Expulsion from the land was the only way that the state could be established. It was necessary given that at the time Mandate Palestine consisted of a population that was 95% Muslim and Christian Arab. Today the millions of descendents of those Palestinians who were first displaced in 1948 are scattered around the world. The largest concentration outside of Israel and the occupied territories is in Jordan, where Israeli nationalists argue the Palestinians really belong. Part of the problem is the ambiguity of where Israel’s borders actually end. If the international borders are disregarded (which they are inside Israel) then the eastern frontier of the country reach across the Jordan River and that would mean Jordan can be absorbed as well. This is the irony of the nationalist line that the Palestinians should go live in Jordan. Originally the border was meant to be at the Alawi River in the middle of Lebanon. Until the borders are clarified and set at the internationally recognised limit, which is at 78% of what was once Mandate Palestine, then there won’t be peace.
 
 
The UN vote to bestow non-member observer status on Palestine demonstrates that the Palestinians are hungry for a peaceful settlement.
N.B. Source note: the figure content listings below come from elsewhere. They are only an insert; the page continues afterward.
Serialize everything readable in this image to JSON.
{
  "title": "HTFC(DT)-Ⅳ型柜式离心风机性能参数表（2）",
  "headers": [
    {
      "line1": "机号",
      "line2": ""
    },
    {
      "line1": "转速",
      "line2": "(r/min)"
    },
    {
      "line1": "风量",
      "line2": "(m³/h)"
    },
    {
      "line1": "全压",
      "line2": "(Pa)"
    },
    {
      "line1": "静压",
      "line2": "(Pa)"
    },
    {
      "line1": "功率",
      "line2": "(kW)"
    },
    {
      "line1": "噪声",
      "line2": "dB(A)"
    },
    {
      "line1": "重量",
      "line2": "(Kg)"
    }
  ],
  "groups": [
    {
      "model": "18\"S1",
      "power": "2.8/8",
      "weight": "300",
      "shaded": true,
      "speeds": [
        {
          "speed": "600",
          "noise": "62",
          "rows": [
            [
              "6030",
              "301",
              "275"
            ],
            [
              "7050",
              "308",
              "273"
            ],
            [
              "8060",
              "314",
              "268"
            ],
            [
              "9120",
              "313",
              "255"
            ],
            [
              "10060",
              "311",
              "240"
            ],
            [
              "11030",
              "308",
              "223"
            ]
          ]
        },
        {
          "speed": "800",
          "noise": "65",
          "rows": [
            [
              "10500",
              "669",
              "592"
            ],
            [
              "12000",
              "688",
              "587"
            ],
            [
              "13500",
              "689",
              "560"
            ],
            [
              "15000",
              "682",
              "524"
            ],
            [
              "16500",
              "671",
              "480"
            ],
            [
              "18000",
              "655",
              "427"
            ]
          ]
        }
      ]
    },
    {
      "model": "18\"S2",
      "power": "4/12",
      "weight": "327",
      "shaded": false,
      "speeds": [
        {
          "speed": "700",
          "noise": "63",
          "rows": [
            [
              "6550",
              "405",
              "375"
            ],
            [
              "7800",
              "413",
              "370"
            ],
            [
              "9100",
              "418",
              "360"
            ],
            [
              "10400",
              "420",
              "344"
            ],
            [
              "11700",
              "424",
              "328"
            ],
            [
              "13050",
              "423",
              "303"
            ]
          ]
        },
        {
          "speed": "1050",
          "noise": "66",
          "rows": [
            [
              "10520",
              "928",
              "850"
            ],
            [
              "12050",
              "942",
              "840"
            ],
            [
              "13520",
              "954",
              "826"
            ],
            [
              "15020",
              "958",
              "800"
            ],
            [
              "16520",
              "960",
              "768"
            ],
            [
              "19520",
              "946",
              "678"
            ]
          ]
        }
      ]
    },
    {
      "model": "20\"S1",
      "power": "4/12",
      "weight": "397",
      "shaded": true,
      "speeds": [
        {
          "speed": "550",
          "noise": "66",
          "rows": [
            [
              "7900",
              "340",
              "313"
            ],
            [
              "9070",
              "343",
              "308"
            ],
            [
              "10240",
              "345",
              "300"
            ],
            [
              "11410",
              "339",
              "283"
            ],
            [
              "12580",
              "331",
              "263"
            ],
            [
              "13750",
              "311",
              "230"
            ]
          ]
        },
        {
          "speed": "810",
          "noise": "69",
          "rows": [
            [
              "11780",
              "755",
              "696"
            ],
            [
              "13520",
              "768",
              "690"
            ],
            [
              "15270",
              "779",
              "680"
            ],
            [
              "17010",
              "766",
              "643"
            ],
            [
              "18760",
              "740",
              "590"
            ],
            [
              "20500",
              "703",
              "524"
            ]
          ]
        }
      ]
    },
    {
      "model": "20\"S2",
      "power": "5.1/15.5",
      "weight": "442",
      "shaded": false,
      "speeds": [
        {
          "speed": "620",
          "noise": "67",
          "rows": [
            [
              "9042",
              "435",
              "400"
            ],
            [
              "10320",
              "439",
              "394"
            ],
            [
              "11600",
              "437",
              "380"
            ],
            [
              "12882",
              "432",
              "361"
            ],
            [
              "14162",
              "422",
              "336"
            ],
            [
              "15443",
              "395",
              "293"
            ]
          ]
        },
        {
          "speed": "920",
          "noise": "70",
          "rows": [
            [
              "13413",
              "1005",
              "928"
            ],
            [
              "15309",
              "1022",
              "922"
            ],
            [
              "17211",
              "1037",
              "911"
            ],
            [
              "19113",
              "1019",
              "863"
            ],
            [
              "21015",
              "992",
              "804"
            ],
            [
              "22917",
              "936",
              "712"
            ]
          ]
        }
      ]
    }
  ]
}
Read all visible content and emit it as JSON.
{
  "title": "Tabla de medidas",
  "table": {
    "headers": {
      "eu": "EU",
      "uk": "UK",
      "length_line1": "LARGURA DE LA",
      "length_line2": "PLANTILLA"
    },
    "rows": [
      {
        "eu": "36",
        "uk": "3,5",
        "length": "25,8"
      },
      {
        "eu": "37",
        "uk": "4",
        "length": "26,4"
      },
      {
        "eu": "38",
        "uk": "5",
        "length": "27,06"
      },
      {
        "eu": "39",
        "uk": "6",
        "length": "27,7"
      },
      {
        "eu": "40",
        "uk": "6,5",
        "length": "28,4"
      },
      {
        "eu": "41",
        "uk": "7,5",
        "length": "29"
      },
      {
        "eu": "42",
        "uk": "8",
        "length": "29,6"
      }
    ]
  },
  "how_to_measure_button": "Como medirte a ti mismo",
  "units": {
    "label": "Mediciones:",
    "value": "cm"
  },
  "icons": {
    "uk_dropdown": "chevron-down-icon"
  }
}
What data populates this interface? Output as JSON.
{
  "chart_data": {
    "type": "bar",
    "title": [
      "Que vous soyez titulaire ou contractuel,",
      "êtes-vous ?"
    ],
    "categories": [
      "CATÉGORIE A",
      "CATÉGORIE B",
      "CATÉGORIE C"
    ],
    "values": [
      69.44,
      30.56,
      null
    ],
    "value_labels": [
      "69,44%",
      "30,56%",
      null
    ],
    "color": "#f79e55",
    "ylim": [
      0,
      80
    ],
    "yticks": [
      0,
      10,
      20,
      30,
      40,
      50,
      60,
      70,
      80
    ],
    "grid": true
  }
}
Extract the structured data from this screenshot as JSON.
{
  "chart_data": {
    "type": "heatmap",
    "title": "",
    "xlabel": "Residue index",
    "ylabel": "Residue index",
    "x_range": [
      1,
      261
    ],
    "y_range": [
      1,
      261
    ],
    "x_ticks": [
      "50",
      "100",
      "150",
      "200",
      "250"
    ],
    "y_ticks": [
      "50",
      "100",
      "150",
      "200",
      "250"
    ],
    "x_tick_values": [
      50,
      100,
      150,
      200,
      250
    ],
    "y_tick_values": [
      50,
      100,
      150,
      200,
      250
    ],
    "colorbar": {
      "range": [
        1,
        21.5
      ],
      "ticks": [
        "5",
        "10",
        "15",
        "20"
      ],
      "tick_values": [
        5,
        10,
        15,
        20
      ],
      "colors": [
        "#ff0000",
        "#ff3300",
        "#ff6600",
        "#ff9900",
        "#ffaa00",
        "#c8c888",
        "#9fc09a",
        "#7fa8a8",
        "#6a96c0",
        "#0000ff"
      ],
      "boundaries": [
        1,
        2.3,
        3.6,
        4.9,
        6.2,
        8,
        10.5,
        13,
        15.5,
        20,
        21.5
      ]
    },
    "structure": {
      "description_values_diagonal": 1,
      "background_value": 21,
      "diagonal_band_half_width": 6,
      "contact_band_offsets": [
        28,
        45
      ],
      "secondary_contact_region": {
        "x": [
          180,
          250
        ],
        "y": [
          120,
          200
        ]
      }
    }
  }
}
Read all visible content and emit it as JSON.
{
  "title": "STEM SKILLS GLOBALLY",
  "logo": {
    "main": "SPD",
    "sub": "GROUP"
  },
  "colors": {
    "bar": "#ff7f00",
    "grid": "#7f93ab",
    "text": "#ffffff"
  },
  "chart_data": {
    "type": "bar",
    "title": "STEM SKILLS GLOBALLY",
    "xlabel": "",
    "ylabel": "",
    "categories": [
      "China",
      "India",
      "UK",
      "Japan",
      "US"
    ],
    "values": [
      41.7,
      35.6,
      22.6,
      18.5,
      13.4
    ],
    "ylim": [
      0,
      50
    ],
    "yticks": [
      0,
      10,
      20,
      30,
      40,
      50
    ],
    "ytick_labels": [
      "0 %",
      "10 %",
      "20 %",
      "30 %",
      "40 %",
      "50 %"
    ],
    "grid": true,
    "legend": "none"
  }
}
Incidentally, Palestine now shares the same status of statehood as the Holy See. This is contrary to the picture that the Israeli Right put forward of murderous rabbles of Arabs too bloodthirsty to settle for anything less than the demise of the Jewish state. Yet it is the Israeli government that won't budge on the question of settlements and 60% of the West Bank already consists of Jewish settlements. That's a major obstacle to a two-state settlement if Palestine is meant to be constituted by 100% of the West Bank. Then there's the wall of annexation that has been extended around arable land and resources in the West Bank. This wall is called a 'defensive barrier' in Israel, which is what the Berlin Wall was called in East Germany. It gets even more absurd, in the US media the wall is called a 'fence' and it's longer than the Berlin Wall. I guess you must be a Nazi if you don't see an enormous concrete wall as a white picket fence.